If this understanding is more accurate, then God is still omniscient, but it changes our understanding of some really important things. In a passage like 1 Samuel 23, when David asks, God gives him an honest and accurate answer, that yes, as things are now, Saul will come to Keilah and the men of the city will give David up to him. But then it is David's free choice to act on that information and change the course of events. God, knowing all things possible and probable, and knowing David fully, would likely have known that when David received that information he would make the choice he made, but it was still David's choice to make. In fact, we don't actually know if this was the "right" choice for him to make. God had promised David the kingdom, so for all we know, if David had chosen to stay, perhaps God had a plan to cause Saul to have an accident and die and have David take over the kingdom more smoothly and easily than it later went down. We have no idea because that is not the choice David made and so that is not the way things went.

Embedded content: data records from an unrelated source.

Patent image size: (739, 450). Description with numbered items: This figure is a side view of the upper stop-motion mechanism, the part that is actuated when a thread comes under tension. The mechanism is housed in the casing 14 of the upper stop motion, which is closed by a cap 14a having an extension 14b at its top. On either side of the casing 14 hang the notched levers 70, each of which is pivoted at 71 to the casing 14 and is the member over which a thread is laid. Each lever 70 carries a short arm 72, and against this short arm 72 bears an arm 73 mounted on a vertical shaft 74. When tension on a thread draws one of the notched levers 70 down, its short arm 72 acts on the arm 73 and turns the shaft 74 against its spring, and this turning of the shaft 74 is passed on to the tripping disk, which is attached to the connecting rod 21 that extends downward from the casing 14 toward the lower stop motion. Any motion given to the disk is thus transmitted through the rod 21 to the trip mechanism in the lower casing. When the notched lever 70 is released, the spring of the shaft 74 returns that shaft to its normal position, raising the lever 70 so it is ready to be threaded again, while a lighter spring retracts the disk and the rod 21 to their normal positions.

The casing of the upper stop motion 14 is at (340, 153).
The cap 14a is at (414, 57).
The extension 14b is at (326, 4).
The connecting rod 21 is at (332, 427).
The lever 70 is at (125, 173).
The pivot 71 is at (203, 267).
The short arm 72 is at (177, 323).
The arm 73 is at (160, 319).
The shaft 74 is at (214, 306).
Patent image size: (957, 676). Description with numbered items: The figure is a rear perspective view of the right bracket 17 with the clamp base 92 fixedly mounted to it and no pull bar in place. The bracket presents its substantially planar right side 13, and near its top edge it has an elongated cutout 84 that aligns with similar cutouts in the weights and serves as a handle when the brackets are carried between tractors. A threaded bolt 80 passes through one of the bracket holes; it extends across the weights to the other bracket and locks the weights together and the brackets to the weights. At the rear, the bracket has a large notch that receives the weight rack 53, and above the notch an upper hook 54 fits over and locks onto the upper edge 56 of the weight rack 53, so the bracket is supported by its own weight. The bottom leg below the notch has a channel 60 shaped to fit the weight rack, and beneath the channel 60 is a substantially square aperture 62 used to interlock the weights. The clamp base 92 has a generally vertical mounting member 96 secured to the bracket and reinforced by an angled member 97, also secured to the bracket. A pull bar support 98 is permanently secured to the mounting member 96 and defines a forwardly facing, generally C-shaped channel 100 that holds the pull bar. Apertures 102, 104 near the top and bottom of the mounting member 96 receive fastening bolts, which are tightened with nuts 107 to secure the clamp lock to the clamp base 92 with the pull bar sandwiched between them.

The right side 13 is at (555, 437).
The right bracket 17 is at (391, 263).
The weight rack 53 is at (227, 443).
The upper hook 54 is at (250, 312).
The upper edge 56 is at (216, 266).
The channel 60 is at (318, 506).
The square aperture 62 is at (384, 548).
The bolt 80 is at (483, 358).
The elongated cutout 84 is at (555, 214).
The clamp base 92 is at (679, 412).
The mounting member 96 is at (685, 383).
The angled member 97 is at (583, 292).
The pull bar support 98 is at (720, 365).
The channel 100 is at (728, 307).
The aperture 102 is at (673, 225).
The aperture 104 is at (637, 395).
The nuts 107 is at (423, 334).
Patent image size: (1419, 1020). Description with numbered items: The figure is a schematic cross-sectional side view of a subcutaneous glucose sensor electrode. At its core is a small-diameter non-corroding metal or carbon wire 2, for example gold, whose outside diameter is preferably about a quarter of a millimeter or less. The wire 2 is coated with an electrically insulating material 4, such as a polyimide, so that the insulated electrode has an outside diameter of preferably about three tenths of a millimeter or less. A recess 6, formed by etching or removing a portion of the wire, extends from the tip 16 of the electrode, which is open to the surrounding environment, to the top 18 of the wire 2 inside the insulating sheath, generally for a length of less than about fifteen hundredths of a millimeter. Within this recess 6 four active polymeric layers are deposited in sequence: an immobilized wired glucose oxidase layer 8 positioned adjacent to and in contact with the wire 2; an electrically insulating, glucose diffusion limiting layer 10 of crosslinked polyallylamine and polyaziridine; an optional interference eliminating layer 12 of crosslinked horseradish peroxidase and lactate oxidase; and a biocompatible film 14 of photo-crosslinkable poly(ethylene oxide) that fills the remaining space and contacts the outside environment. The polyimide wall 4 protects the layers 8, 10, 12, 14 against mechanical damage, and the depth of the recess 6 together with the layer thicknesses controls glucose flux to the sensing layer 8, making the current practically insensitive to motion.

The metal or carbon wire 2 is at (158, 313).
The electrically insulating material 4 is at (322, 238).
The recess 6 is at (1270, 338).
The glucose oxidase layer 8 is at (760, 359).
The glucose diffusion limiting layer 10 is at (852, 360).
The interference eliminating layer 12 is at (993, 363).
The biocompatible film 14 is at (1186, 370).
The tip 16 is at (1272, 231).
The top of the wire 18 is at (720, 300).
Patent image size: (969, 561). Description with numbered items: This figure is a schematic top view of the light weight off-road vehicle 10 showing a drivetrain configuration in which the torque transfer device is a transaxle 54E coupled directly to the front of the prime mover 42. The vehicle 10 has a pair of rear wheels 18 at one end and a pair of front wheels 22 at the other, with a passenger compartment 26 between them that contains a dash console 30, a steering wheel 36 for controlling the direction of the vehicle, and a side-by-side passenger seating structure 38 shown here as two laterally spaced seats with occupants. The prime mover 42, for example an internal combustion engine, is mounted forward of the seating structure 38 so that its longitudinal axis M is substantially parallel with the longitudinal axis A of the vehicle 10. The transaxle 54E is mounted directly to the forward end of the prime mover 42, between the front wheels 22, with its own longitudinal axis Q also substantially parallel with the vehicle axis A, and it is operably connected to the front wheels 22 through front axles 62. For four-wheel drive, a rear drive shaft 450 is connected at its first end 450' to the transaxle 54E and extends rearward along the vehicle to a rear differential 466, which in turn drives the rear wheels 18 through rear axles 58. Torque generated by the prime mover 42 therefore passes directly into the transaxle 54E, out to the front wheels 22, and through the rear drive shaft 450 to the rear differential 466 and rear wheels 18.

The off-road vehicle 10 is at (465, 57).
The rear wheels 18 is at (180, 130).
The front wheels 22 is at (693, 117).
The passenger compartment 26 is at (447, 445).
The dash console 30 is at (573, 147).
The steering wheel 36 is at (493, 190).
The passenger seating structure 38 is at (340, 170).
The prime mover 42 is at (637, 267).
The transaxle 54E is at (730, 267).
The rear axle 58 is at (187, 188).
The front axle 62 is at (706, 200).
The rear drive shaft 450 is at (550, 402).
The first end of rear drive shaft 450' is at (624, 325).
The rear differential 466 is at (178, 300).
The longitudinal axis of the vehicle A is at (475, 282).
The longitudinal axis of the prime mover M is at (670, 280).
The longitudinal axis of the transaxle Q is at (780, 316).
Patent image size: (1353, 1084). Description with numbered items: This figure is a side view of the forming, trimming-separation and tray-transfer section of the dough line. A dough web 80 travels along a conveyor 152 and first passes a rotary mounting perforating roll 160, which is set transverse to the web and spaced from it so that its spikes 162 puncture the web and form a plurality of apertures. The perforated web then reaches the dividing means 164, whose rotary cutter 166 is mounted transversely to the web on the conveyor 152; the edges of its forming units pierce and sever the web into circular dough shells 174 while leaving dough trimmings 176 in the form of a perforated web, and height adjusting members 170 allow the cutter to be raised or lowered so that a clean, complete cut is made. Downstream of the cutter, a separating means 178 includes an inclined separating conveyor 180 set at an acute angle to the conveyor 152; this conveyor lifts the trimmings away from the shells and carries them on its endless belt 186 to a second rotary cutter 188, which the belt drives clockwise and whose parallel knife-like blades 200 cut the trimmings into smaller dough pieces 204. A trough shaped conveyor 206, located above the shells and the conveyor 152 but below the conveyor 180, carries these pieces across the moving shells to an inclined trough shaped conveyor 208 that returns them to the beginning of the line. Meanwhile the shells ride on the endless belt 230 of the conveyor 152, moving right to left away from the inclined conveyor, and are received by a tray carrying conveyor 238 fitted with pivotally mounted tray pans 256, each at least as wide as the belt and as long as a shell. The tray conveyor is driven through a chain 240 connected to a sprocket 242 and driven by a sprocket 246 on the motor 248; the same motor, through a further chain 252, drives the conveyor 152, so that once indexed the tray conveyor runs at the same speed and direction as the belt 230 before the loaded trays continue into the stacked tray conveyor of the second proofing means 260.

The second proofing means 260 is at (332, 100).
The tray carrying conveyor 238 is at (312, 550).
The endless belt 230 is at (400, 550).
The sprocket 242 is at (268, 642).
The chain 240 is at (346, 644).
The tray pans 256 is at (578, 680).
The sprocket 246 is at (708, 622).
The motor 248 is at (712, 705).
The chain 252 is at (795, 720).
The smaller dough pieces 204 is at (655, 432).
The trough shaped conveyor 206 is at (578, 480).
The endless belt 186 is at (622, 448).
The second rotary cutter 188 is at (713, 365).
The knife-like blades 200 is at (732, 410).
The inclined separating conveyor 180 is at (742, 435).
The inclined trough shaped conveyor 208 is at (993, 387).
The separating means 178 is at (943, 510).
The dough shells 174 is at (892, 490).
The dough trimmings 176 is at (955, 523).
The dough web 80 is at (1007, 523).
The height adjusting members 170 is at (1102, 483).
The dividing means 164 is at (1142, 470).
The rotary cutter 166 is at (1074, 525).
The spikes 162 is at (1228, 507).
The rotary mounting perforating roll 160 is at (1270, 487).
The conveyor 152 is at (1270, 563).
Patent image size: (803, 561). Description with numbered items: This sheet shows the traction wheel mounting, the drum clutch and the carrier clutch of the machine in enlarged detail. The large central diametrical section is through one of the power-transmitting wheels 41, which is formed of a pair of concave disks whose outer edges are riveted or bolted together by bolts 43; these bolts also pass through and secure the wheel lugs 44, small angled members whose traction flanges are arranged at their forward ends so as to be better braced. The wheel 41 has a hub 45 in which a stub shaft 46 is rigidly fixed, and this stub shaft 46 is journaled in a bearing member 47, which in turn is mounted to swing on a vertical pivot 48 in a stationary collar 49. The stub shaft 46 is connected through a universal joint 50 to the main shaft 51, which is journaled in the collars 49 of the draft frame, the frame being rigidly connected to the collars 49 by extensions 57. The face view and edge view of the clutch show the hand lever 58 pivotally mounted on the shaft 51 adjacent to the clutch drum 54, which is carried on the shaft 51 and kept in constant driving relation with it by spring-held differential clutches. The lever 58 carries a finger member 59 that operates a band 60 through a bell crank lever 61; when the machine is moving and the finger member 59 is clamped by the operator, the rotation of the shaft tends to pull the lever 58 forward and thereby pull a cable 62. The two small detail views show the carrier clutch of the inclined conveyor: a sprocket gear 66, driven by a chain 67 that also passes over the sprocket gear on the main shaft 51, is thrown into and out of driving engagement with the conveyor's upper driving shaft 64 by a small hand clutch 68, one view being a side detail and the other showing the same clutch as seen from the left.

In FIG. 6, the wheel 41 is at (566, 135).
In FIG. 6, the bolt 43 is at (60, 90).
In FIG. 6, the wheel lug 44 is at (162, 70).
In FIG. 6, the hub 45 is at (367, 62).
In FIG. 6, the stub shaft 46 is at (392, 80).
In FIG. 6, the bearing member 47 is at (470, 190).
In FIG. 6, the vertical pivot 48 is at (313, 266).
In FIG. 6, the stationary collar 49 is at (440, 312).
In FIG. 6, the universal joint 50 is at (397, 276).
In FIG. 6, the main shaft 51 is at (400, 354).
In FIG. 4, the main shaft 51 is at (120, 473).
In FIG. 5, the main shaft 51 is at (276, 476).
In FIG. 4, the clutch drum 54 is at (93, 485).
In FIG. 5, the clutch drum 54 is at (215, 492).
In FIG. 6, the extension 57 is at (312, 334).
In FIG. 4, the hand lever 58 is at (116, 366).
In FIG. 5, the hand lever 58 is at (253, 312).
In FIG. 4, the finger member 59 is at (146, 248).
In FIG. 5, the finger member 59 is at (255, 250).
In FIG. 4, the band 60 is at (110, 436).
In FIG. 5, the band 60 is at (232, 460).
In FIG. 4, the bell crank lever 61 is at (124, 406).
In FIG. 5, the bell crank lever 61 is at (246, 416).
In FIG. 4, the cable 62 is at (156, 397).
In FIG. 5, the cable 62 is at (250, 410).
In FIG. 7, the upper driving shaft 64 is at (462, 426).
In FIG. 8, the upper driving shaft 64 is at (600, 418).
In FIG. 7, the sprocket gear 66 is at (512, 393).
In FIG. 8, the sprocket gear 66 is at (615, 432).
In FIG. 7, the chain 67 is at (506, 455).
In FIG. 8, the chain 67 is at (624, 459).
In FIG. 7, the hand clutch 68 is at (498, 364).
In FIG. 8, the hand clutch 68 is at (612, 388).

But if we take this perspective, it also changes the nature of prophecy in what I think is a cool way (though, admittedly, coolness is not a reason to take a theological position...). If God's omniscience is based on perfectly knowing the future, then all He is doing is telling us exactly what He has already seen play out. But if God is instead declaring what He is going to bring about, and He then brings those things to pass by the exercise of His sovereignty in conjunction with our free will decisions, then it is an exhibition of his brilliance and power. This would also make more sense of why the rebellious divine powers (e.g. the devil and his angels, the demons, etc.) continue to fight. If God is just looking at the future and declaring what is going to happen before it happens, then they have no chance and there is no reason to fight. But if the future is not yet determined, then history is a cosmic chess match with God and his angels on one side working to bring about His purposes while those rebellious powers try to outmatch Him and thwart His purposes for the sake of their own. This would mean that the battle that has been raging in the supernatural world since the serpent made his move in the Garden is not just playing out some foregone conclusion like a cosmic play, but is a real battle, with real stakes, moving toward a conclusion that God tells us we can count on in faith, but Satan thinks he can thwart.

Now, like I said at the beginning, I don't think we are given enough to say with any kind of certainty how God interacts with time and therefore what the scope of all possible knowledge includes in regard to His omniscience. The more I think about this and the more I read the Bible with this question in mind, the more I lean toward this perspective that, while God is outside of time, that does not mean the future as already played out for Him. But that said, if I get to Heaven and find out I was wrong, I'm not going to be upset about it, we'll all be wrong about something.